You are so right, 'prvacy curtains'...hahaha, what a joke.

Sending low BP and no headache vibes along with a whole lot of healthy, stress-free( I know that's about as useful as a privacy curtain wishing for that in a pg after:)) next couple of weeks.
xxoo

Funsize said...

I can't believe you had such restraint. I would have said something. Or said something to my doctor, loud enough so she could hear, something like, I just want this baby to be born alive.

Some people can be so naive, but it doesn't help when doctors dance around the fact that babies die.

aliza said...

so sorry that you are on this roller coaster ride...never knowing from one day to the next...a good test in practicing being in the moment perhaps. hoping that things can stay stable from now until sunflower arrives.

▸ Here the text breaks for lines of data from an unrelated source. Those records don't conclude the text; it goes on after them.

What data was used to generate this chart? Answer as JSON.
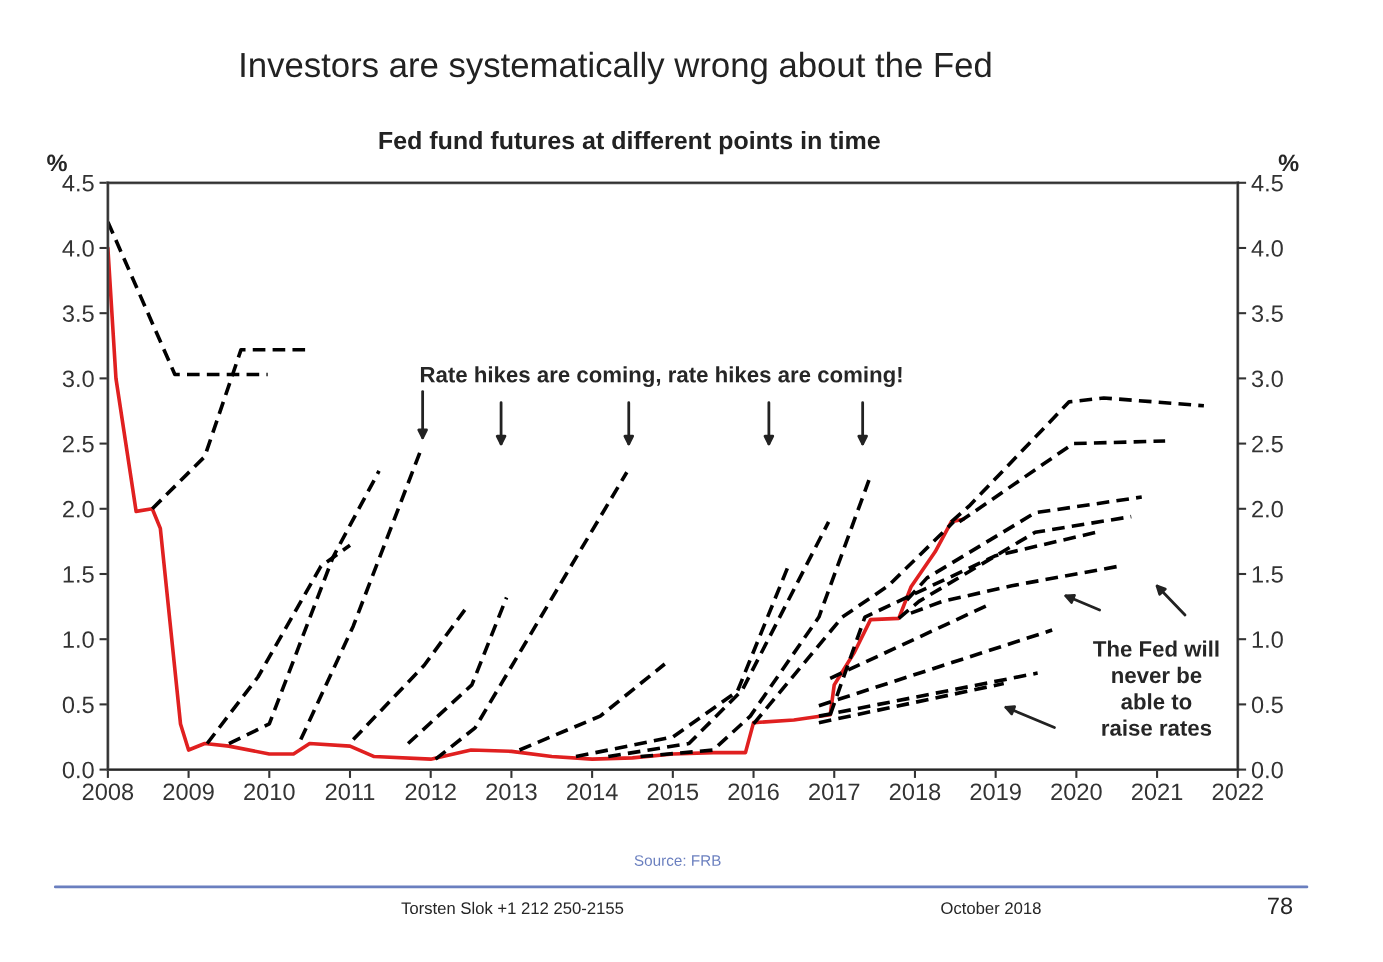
{
  "chart_data": {
    "type": "line",
    "title": "Investors are systematically wrong about the Fed",
    "subtitle": "Fed fund futures at different points in time",
    "ylabel": "%",
    "y2label": "%",
    "xlim": [
      2008,
      2022
    ],
    "xticks": [
      2008,
      2009,
      2010,
      2011,
      2012,
      2013,
      2014,
      2015,
      2016,
      2017,
      2018,
      2019,
      2020,
      2021,
      2022
    ],
    "ylim": [
      0,
      4.5
    ],
    "yticks": [
      {
        "value": 0,
        "label": "0.0"
      },
      0.5,
      {
        "value": 1,
        "label": "1.0"
      },
      1.5,
      {
        "value": 2,
        "label": "2.0"
      },
      2.5,
      {
        "value": 3,
        "label": "3.0"
      },
      3.5,
      {
        "value": 4,
        "label": "4.0"
      },
      4.5
    ],
    "y2lim": [
      0,
      4.5
    ],
    "y2ticks": [
      {
        "value": 0,
        "label": "0.0"
      },
      0.5,
      {
        "value": 1,
        "label": "1.0"
      },
      1.5,
      {
        "value": 2,
        "label": "2.0"
      },
      2.5,
      {
        "value": 3,
        "label": "3.0"
      },
      3.5,
      {
        "value": 4,
        "label": "4.0"
      },
      4.5
    ],
    "grid": false,
    "annotations": [
      {
        "text": "Rate hikes are coming, rate hikes are coming!",
        "x": 2011.9,
        "y": 2.5
      },
      "The Fed will never be able to raise rates",
      "Source: FRB",
      "Torsten Slok +1 212 250-2155",
      "October 2018",
      "78"
    ],
    "series": [
      {
        "color": "#e02020",
        "line_style": "solid",
        "x": [
          2008.0,
          2008.1,
          2008.35,
          2008.55,
          2008.65,
          2008.9,
          2009.0,
          2009.2,
          2009.5,
          2010.0,
          2010.3,
          2010.5,
          2011.0,
          2011.3,
          2012.0,
          2012.5,
          2013.0,
          2013.5,
          2014.0,
          2014.5,
          2015.0,
          2015.5,
          2015.9,
          2016.0,
          2016.5,
          2016.95,
          2017.0,
          2017.25,
          2017.45,
          2017.8,
          2017.95,
          2018.25,
          2018.45,
          2018.6
        ],
        "values": [
          4.0,
          3.0,
          1.98,
          2.0,
          1.85,
          0.35,
          0.15,
          0.2,
          0.18,
          0.12,
          0.12,
          0.2,
          0.18,
          0.1,
          0.08,
          0.15,
          0.14,
          0.1,
          0.08,
          0.09,
          0.12,
          0.13,
          0.13,
          0.36,
          0.38,
          0.42,
          0.65,
          0.9,
          1.15,
          1.16,
          1.4,
          1.67,
          1.9,
          1.92
        ]
      },
      {
        "color": "#000000",
        "line_style": "dashed",
        "x": [
          2008.0,
          2008.83,
          2009.98
        ],
        "values": [
          4.2,
          3.03,
          3.03
        ]
      },
      {
        "color": "#000000",
        "line_style": "dashed",
        "x": [
          2008.55,
          2009.2,
          2009.65,
          2010.5
        ],
        "values": [
          2.0,
          2.4,
          3.22,
          3.22
        ]
      },
      {
        "color": "#000000",
        "line_style": "dashed",
        "x": [
          2009.23,
          2009.86,
          2010.64,
          2011.0
        ],
        "values": [
          0.2,
          0.71,
          1.56,
          1.72
        ]
      },
      {
        "color": "#000000",
        "line_style": "dashed",
        "x": [
          2009.5,
          2010.0,
          2010.79,
          2011.36
        ],
        "values": [
          0.2,
          0.35,
          1.63,
          2.29
        ]
      },
      {
        "color": "#000000",
        "line_style": "dashed",
        "x": [
          2010.39,
          2011.04,
          2011.89
        ],
        "values": [
          0.23,
          1.1,
          2.47
        ]
      },
      {
        "color": "#000000",
        "line_style": "dashed",
        "x": [
          2011.04,
          2011.92,
          2012.44
        ],
        "values": [
          0.23,
          0.8,
          1.24
        ]
      },
      {
        "color": "#000000",
        "line_style": "dashed",
        "x": [
          2011.72,
          2012.51,
          2012.94
        ],
        "values": [
          0.2,
          0.65,
          1.32
        ]
      },
      {
        "color": "#000000",
        "line_style": "dashed",
        "x": [
          2012.06,
          2012.55,
          2013.68,
          2014.43
        ],
        "values": [
          0.08,
          0.32,
          1.5,
          2.28
        ]
      },
      {
        "color": "#000000",
        "line_style": "dashed",
        "x": [
          2013.1,
          2014.1,
          2014.9
        ],
        "values": [
          0.15,
          0.41,
          0.81
        ]
      },
      {
        "color": "#000000",
        "line_style": "dashed",
        "x": [
          2013.8,
          2015.0,
          2015.8,
          2016.43
        ],
        "values": [
          0.1,
          0.25,
          0.6,
          1.56
        ]
      },
      {
        "color": "#000000",
        "line_style": "dashed",
        "x": [
          2014.2,
          2015.2,
          2015.86,
          2016.93
        ],
        "values": [
          0.1,
          0.2,
          0.61,
          1.9
        ]
      },
      {
        "color": "#000000",
        "line_style": "dashed",
        "x": [
          2014.6,
          2015.5,
          2015.96,
          2016.81,
          2017.43
        ],
        "values": [
          0.1,
          0.15,
          0.41,
          1.17,
          2.22
        ]
      },
      {
        "color": "#000000",
        "line_style": "dashed",
        "x": [
          2016.0,
          2017.1,
          2017.67,
          2018.48
        ],
        "values": [
          0.35,
          1.17,
          1.41,
          1.9
        ]
      },
      {
        "color": "#000000",
        "line_style": "dashed",
        "x": [
          2018.45,
          2018.67,
          2019.91,
          2020.34,
          2021.58
        ],
        "values": [
          1.9,
          2.02,
          2.82,
          2.85,
          2.79
        ]
      },
      {
        "color": "#000000",
        "line_style": "dashed",
        "x": [
          2018.55,
          2018.67,
          2019.96,
          2021.1
        ],
        "values": [
          1.9,
          1.95,
          2.5,
          2.52
        ]
      },
      {
        "color": "#000000",
        "line_style": "dashed",
        "x": [
          2017.9,
          2018.15,
          2019.49,
          2020.81
        ],
        "values": [
          1.3,
          1.47,
          1.97,
          2.09
        ]
      },
      {
        "color": "#000000",
        "line_style": "dashed",
        "x": [
          2017.8,
          2018.05,
          2019.49,
          2020.68
        ],
        "values": [
          1.16,
          1.29,
          1.82,
          1.94
        ]
      },
      {
        "color": "#000000",
        "line_style": "dashed",
        "x": [
          2016.95,
          2017.38,
          2019.0,
          2020.25
        ],
        "values": [
          0.42,
          1.17,
          1.64,
          1.82
        ]
      },
      {
        "color": "#000000",
        "line_style": "dashed",
        "x": [
          2017.95,
          2018.34,
          2019.2,
          2020.53
        ],
        "values": [
          1.2,
          1.29,
          1.41,
          1.56
        ]
      },
      {
        "color": "#000000",
        "line_style": "dashed",
        "x": [
          2016.95,
          2018.9
        ],
        "values": [
          0.7,
          1.26
        ]
      },
      {
        "color": "#000000",
        "line_style": "dashed",
        "x": [
          2016.81,
          2019.7
        ],
        "values": [
          0.49,
          1.07
        ]
      },
      {
        "color": "#000000",
        "line_style": "dashed",
        "x": [
          2016.81,
          2019.52
        ],
        "values": [
          0.41,
          0.74
        ]
      },
      {
        "color": "#000000",
        "line_style": "dashed",
        "x": [
          2016.81,
          2017.5,
          2019.1
        ],
        "values": [
          0.36,
          0.45,
          0.66
        ]
      }
    ]
  }
}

and yes you do have a lot of restraint. i can only imagine hearing that conversation and wanting to voice some of the harsh truth that those doctors were too afraid to tell.

sending you love
xoxo

Michele said...

Wow. I cant believe the doctors talked to her like that. As my grandma used to say, you get more flies with honey.

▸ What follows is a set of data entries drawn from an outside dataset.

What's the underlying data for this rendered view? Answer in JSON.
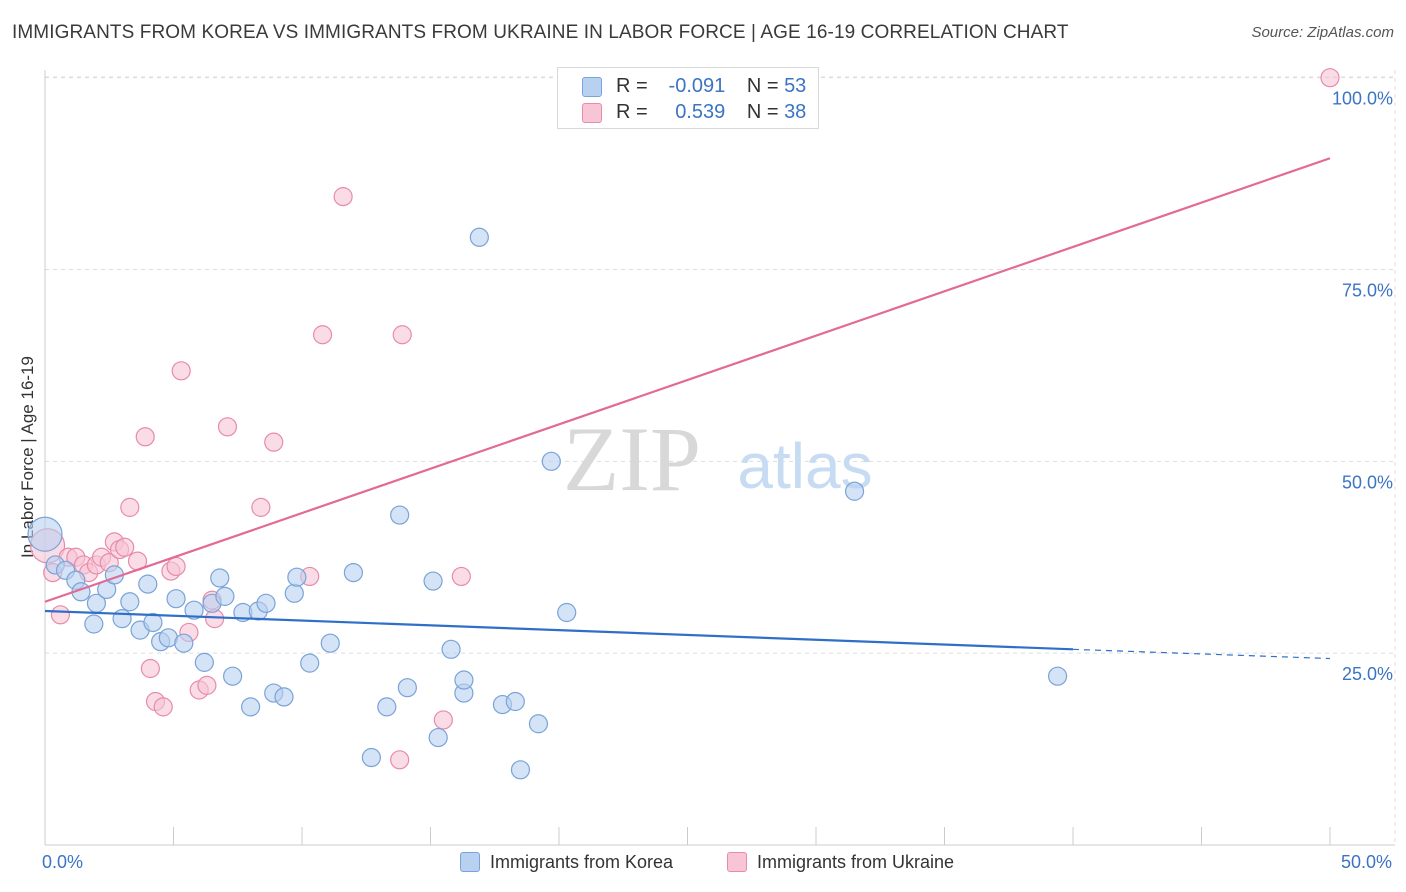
{
  "header": {
    "title": "IMMIGRANTS FROM KOREA VS IMMIGRANTS FROM UKRAINE IN LABOR FORCE | AGE 16-19 CORRELATION CHART",
    "source": "Source: ZipAtlas.com"
  },
  "watermark": {
    "zip": "ZIP",
    "atlas": "atlas"
  },
  "legend": {
    "korea": {
      "r_label": "R =",
      "r_value": "-0.091",
      "n_label": "N =",
      "n_value": "53"
    },
    "ukraine": {
      "r_label": "R =",
      "r_value": "0.539",
      "n_label": "N =",
      "n_value": "38"
    }
  },
  "colors": {
    "korea_fill": "#b8d1f0",
    "korea_stroke": "#7aa3d8",
    "korea_line": "#2f6fc8",
    "ukraine_fill": "#f7c5d5",
    "ukraine_stroke": "#e98aab",
    "ukraine_line": "#e26a95",
    "tick_text": "#3b74c4",
    "grid": "#dddddd"
  },
  "chart_data": {
    "type": "scatter",
    "title": "IMMIGRANTS FROM KOREA VS IMMIGRANTS FROM UKRAINE IN LABOR FORCE | AGE 16-19 CORRELATION CHART",
    "xlabel": "",
    "ylabel": "In Labor Force | Age 16-19",
    "xlim": [
      0,
      50
    ],
    "ylim": [
      0,
      101
    ],
    "x_tick_labels": [
      "0.0%",
      "50.0%"
    ],
    "y_ticks": [
      25,
      50,
      75,
      100
    ],
    "y_tick_labels": [
      "25.0%",
      "50.0%",
      "75.0%",
      "100.0%"
    ],
    "grid": true,
    "legend_position": "top-center",
    "series": [
      {
        "name": "Immigrants from Korea",
        "r": -0.091,
        "n": 53,
        "trend": {
          "x0": 0,
          "y0": 30.5,
          "x1": 40,
          "y1": 25.5,
          "dashed_to_x": 50,
          "dashed_to_y": 24.3
        },
        "points": [
          {
            "x": 0.0,
            "y": 40.5,
            "big": true
          },
          {
            "x": 0.4,
            "y": 36.5
          },
          {
            "x": 0.8,
            "y": 35.8
          },
          {
            "x": 1.2,
            "y": 34.5
          },
          {
            "x": 1.4,
            "y": 33.0
          },
          {
            "x": 1.9,
            "y": 28.8
          },
          {
            "x": 2.0,
            "y": 31.5
          },
          {
            "x": 2.4,
            "y": 33.3
          },
          {
            "x": 2.7,
            "y": 35.2
          },
          {
            "x": 3.0,
            "y": 29.5
          },
          {
            "x": 3.3,
            "y": 31.7
          },
          {
            "x": 3.7,
            "y": 28.0
          },
          {
            "x": 4.0,
            "y": 34.0
          },
          {
            "x": 4.2,
            "y": 29.0
          },
          {
            "x": 4.5,
            "y": 26.5
          },
          {
            "x": 4.8,
            "y": 27.0
          },
          {
            "x": 5.1,
            "y": 32.1
          },
          {
            "x": 5.4,
            "y": 26.3
          },
          {
            "x": 5.8,
            "y": 30.6
          },
          {
            "x": 6.2,
            "y": 23.8
          },
          {
            "x": 6.5,
            "y": 31.5
          },
          {
            "x": 6.8,
            "y": 34.8
          },
          {
            "x": 7.0,
            "y": 32.4
          },
          {
            "x": 7.3,
            "y": 22.0
          },
          {
            "x": 7.7,
            "y": 30.3
          },
          {
            "x": 8.0,
            "y": 18.0
          },
          {
            "x": 8.3,
            "y": 30.5
          },
          {
            "x": 8.6,
            "y": 31.5
          },
          {
            "x": 8.9,
            "y": 19.8
          },
          {
            "x": 9.3,
            "y": 19.3
          },
          {
            "x": 9.7,
            "y": 32.8
          },
          {
            "x": 9.8,
            "y": 34.9
          },
          {
            "x": 10.3,
            "y": 23.7
          },
          {
            "x": 11.1,
            "y": 26.3
          },
          {
            "x": 12.0,
            "y": 35.5
          },
          {
            "x": 12.7,
            "y": 11.4
          },
          {
            "x": 13.3,
            "y": 18.0
          },
          {
            "x": 13.8,
            "y": 43.0
          },
          {
            "x": 14.1,
            "y": 20.5
          },
          {
            "x": 15.1,
            "y": 34.4
          },
          {
            "x": 15.3,
            "y": 14.0
          },
          {
            "x": 15.8,
            "y": 25.5
          },
          {
            "x": 16.3,
            "y": 19.8
          },
          {
            "x": 16.3,
            "y": 21.5
          },
          {
            "x": 16.9,
            "y": 79.2
          },
          {
            "x": 17.8,
            "y": 18.3
          },
          {
            "x": 18.3,
            "y": 18.7
          },
          {
            "x": 18.5,
            "y": 9.8
          },
          {
            "x": 19.2,
            "y": 15.8
          },
          {
            "x": 19.7,
            "y": 50.0
          },
          {
            "x": 20.3,
            "y": 30.3
          },
          {
            "x": 31.5,
            "y": 46.1
          },
          {
            "x": 39.4,
            "y": 22.0
          }
        ]
      },
      {
        "name": "Immigrants from Ukraine",
        "r": 0.539,
        "n": 38,
        "trend": {
          "x0": 0,
          "y0": 31.7,
          "x1": 50,
          "y1": 89.5
        },
        "points": [
          {
            "x": 0.1,
            "y": 39.0,
            "big": true
          },
          {
            "x": 0.3,
            "y": 35.5
          },
          {
            "x": 0.6,
            "y": 30.0
          },
          {
            "x": 0.9,
            "y": 37.5
          },
          {
            "x": 1.2,
            "y": 37.5
          },
          {
            "x": 1.5,
            "y": 36.5
          },
          {
            "x": 1.7,
            "y": 35.5
          },
          {
            "x": 2.0,
            "y": 36.5
          },
          {
            "x": 2.2,
            "y": 37.5
          },
          {
            "x": 2.5,
            "y": 36.8
          },
          {
            "x": 2.7,
            "y": 39.5
          },
          {
            "x": 2.9,
            "y": 38.5
          },
          {
            "x": 3.1,
            "y": 38.8
          },
          {
            "x": 3.3,
            "y": 44.0
          },
          {
            "x": 3.6,
            "y": 37.0
          },
          {
            "x": 3.9,
            "y": 53.2
          },
          {
            "x": 4.1,
            "y": 23.0
          },
          {
            "x": 4.3,
            "y": 18.7
          },
          {
            "x": 4.6,
            "y": 18.0
          },
          {
            "x": 4.9,
            "y": 35.7
          },
          {
            "x": 5.1,
            "y": 36.3
          },
          {
            "x": 5.3,
            "y": 61.8
          },
          {
            "x": 5.6,
            "y": 27.7
          },
          {
            "x": 6.0,
            "y": 20.2
          },
          {
            "x": 6.3,
            "y": 20.8
          },
          {
            "x": 6.5,
            "y": 31.9
          },
          {
            "x": 6.6,
            "y": 29.5
          },
          {
            "x": 7.1,
            "y": 54.5
          },
          {
            "x": 8.4,
            "y": 44.0
          },
          {
            "x": 8.9,
            "y": 52.5
          },
          {
            "x": 10.3,
            "y": 35.0
          },
          {
            "x": 10.8,
            "y": 66.5
          },
          {
            "x": 11.6,
            "y": 84.5
          },
          {
            "x": 13.8,
            "y": 11.1
          },
          {
            "x": 13.9,
            "y": 66.5
          },
          {
            "x": 15.5,
            "y": 16.3
          },
          {
            "x": 16.2,
            "y": 35.0
          },
          {
            "x": 50.0,
            "y": 100.0
          }
        ]
      }
    ]
  }
}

I'm sorry for the rollercoaster. I wish we could all get off...

Holly said...

I'm glad your BP came down and yo headache was able to be managed. That is good!

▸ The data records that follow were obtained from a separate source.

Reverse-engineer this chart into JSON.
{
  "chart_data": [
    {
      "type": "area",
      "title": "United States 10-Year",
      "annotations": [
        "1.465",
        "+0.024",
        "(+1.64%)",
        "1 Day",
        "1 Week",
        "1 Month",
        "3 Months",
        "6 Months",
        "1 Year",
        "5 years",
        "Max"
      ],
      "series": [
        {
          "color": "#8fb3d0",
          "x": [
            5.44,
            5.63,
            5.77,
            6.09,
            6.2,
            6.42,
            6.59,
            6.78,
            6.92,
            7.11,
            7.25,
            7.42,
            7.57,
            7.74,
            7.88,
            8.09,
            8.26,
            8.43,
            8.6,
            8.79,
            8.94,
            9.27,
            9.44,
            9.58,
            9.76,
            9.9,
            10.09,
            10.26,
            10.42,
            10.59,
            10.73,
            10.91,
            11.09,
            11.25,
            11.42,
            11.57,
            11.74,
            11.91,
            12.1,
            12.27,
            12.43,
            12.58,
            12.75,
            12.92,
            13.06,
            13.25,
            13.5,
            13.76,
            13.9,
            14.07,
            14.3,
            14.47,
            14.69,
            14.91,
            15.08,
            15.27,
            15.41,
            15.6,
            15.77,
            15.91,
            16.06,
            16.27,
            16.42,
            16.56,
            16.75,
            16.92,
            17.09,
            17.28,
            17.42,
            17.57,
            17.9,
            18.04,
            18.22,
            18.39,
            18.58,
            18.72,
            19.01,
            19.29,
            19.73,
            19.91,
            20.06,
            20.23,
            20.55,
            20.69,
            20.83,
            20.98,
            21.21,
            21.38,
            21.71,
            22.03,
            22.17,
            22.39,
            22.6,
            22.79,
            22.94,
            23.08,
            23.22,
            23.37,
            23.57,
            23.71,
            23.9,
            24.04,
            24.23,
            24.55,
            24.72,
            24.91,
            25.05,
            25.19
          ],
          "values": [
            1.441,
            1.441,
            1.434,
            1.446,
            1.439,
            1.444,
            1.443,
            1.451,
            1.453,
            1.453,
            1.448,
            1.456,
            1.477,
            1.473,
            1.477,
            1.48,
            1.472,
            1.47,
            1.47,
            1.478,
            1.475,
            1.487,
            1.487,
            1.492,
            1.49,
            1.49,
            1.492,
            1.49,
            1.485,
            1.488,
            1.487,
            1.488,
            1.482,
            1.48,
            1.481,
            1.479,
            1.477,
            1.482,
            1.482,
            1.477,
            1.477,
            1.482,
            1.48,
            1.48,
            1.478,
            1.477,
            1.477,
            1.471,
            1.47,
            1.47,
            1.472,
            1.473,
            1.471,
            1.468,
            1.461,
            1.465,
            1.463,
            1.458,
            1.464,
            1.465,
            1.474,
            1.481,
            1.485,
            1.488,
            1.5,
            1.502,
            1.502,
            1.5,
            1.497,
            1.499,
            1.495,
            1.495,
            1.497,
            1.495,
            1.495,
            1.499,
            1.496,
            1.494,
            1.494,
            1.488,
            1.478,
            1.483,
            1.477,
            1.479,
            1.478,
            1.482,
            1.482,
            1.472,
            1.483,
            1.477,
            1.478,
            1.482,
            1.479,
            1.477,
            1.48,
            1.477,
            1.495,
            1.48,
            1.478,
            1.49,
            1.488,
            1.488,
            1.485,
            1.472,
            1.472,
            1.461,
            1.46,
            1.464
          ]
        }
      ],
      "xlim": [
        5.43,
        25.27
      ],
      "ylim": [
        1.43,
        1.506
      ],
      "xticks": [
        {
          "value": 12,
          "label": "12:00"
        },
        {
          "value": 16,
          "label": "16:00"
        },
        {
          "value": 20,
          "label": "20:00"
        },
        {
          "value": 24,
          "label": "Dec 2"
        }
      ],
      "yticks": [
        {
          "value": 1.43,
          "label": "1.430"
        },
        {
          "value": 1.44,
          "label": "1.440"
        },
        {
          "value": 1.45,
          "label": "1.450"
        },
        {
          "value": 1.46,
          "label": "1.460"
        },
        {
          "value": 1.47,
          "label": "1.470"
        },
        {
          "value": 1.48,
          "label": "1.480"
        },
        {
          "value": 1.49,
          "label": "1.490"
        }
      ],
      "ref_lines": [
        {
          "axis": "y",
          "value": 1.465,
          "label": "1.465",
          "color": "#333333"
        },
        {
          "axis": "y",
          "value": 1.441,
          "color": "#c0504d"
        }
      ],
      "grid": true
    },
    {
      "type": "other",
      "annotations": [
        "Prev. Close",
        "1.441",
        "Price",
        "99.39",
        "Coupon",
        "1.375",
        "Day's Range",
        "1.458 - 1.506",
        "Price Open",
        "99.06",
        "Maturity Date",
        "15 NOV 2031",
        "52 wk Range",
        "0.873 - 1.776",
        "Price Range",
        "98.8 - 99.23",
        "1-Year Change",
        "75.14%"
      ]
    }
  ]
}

It upsets me to see the way drs intereact with their patients too. They have a right to the truth of what could happen!!!

Akul's mama said...

hugssssss...just keep being very very careful

Hope's Mama said...

I think I told you about a similar thing that happened to me the week before Angus was born. A girl who presented at 41 weeks who hadn't been getting prenatal care and her baby was breech. They had to actually explain to her what a c-section was, but not once did they mention how dangerous the situation could have been. I too wanted to rip back that curtain.
Oh Sarah, I am riding this rollercoaster with you in spirit. I can vividly remember just how tough those final weeks were - I mean it was only a couple of weeks ago. Here for you my friend.
xo

Sophie said...

This rollercoaster absolutely sucks! Looking forward for this particular ride to end for you and then a new one begins.
xx

still life angie said...

I agree with you, Sarah, people treat young mothers like irresponsible idiots mixed in with an infuriating dose of condescension. Underestimating their ability to understand real danger just chaps me. But perhaps it is like that with all women, doctors underestimate our ability to handle the truth of childbirth and loss. Argh.

As you ride this rollercoaster, just know we are here. With love. XO

m said...

I have absolutely lost my taste for rollercoasters. So sorry this one keeps giving you bumps and turns. But glad to hear you are ok and your docs are hellbent on keeping you that way.

As for the young mother - I would have shown no restraint. Could not have. HIPAA be damned. Given an unknown infection is what took my daughters from me (and placed me in some serious danger).

Why is it that hospital visits to monitor your blood pressure and anxiety have so many elements that can easily increase them both? Argh. What a ride.

Barbara said...

Thinking of you Sarah.

And holding my breath for you.

xxx

Debby@Just Breathe said...

Praying for everything to be perfect soon. May God bless you with perfection.

Molly said...

Thinking of you, Sarah. Hang in there.